Source : La Dépêche de Brest 26 décembre 1890
Nul n'est censé ignorer la loi.
Les habitants de l'île Molène viennent d'apprendre
à leurs dépens cette vérité qui ouvre le code.
La chose s'est produite dans des circonstances assez curieuses.
Depuis des temps immémoriaux, les habitants des iles Molène et de Sein jouissaient du privilège de chasser
avec des gluaux, lacs, filets ou autres engins généralement prohibés.
Privilège n'est peut-être pas précisément le mot.
Mais c'était une tolérance qui semblait établie par son ancienneté même.
Les insulaires ne se gênaient donc pas, et ils se livraient, sans crainte et sans remords, à cet exercice qui ajoutait quelque peu à leurs maigres ressources, lorsque, subitement, tout a été changé.

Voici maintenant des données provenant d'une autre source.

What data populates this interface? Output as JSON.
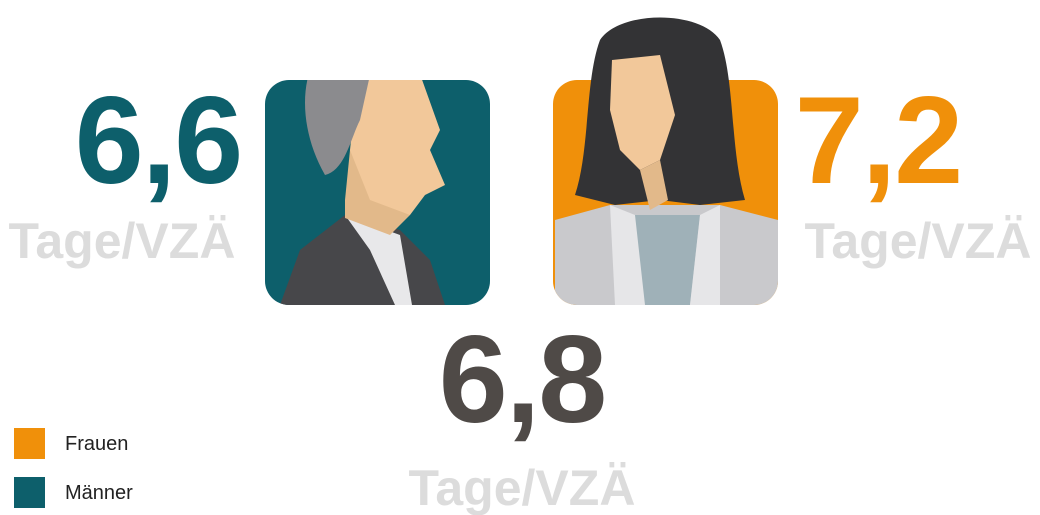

Des gendarmes de la côte s'étant avisés de passer l'eau, verbalisèrent à qui mieux mieux,
et cela d'autant plus facilement que nul ne songeait à se cacher.
Le cas était nouveau.
Évidemment, la loi est la loi, mais ce qui est aussi certain, c'est que la bonne foi
de la dizaine de chasseurs de Molène, cités à la barre, ne peut être mise en doute.
Ils ignoraient évidemment que la tolérance qui les abritait, avait cessé d'être.
Personne ne les en a prévenus, et le document suivant, lu par Me Dubois, défenseur de l'un des comparants, l'affirme formellement,
en son archaïsme que nous respectons :
« Nous, soussignés Coquet (Jean-Marie), Luneau (Julien), Cam (René),
Masson (Martial), Millandre (Vincent),
tous ex-maires de la commune et île Molène, certifions et attestons
que les engins de chasse pris par les gens d'armes sur notre île,
n'ont jamais été défendus à aucune époque de l'année et qu'aucun ordre
n'a été non plus donné, ni par le son du tambour, ni par voie d'affiche,
pour empêcher les insulaires de faire usage des engins en question.
« Il serait donc fâcheux et même désolant d'infliger une punition ou une amende à des gens qui ignorent complètement tous les cas considérés comme délits de chasse.
« En foi de quoi nous délivrons le présent pour servir et valoir où besoin sera.
« Molène, le 22 décembre 1890. »
Suivent les signatures dûment légalisées par le maire actuel, M. Le Bousse.
Malgré cette attestation, le tribunal a passé outre.
Jugeant que le préfet a seul qualité pour amender la loi de 1844,
il a condamné les délinquants sans le savoir à 50 francs d’amende.